What could have been a simple B-movie is instead turned into a glorious satire filled with hilarious over the top propaganda and rhetoric. The forces of the United Citizen Federation are so bombastic in their tone, the fascist state has more than a whiff of Nazism about them.
I love the way Verhoeven uses the news as his mouthpiece for his social commentary. He does this so excellently. He has always had a penchant for having cut away news segments in his movies, utilizing them to maximum effect. Just like in Robocop, Verhoeven fills in the gaps in the narrative by having these news reports tell us more about the worlds that these characters call home.
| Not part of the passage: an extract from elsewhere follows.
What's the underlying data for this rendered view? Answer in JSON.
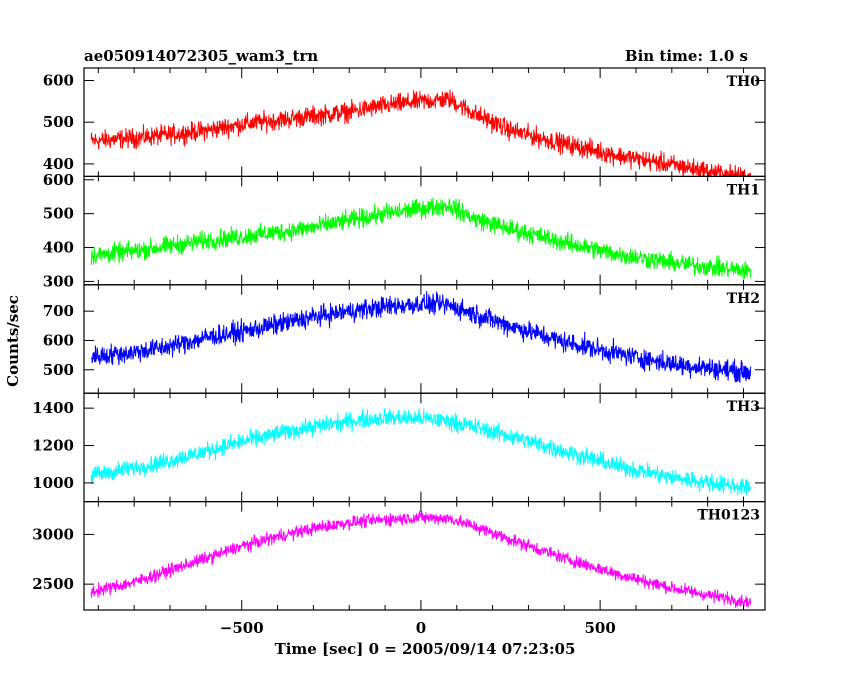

Don’t get me wrong this isn’t just a political satire, it is also an outlandish action movie in the best possible way. There is nothing better than watching a bunch of amped-up mobile infantrymen and women running full steam ahead into the waiting hordes of giant insects. The set pieces are crazy and even though the budget wasn’t the biggest the special effects are still pretty decent.
Even though Starship Troopers came out over two decades ago now a lot of its messages still ring true in today’s society. It shows us that propaganda is dangerous. It shows us how the government’s influence on the media is detrimental to the flow of free and honest information. Verhoeven takes a political satire and coats it in a varnish of a battle-filled action movie. He uses the exterior to disguise the real meaning of this movie.
He sugarcoats the commentary with gunfights and giant bugs, managing to make this movie so much more than it should have been. Starship Troopers has a way higher I.Q than it lets on. It is a smart movie filled with excellent observations on society as a whole—none more accurate than the only good bug is a dead bug, but that is just a case of personal preference.
Starship Troopers is a throwback to the smart action movie. It wears many masks—successfully so might I add. It is a simple but also layered movie that does not fail to entertain. It is escapism with a hint of reality.
Even though we are now living in uncertain times one truth still remains constant. That truth is that Johnny Rico and his Roughnecks are always going to be there if we need them, well at least until they die or we can find someone better.
Once more I leave you with the questions: which movies would make your list and which do you think would have been a better representation of the genre?
What are you fine folks’ favorite five alien invasion movies, and what movies are on the horizon that you are all looking forward to?
I look forward to reading your comments and hope that you all can help me find some movies I have never heard of. The problem with being a movie hound is your find yourself running out of things to watch.
So to paraphrase Elmo from I Love You Man, I want everything you got, everything you got.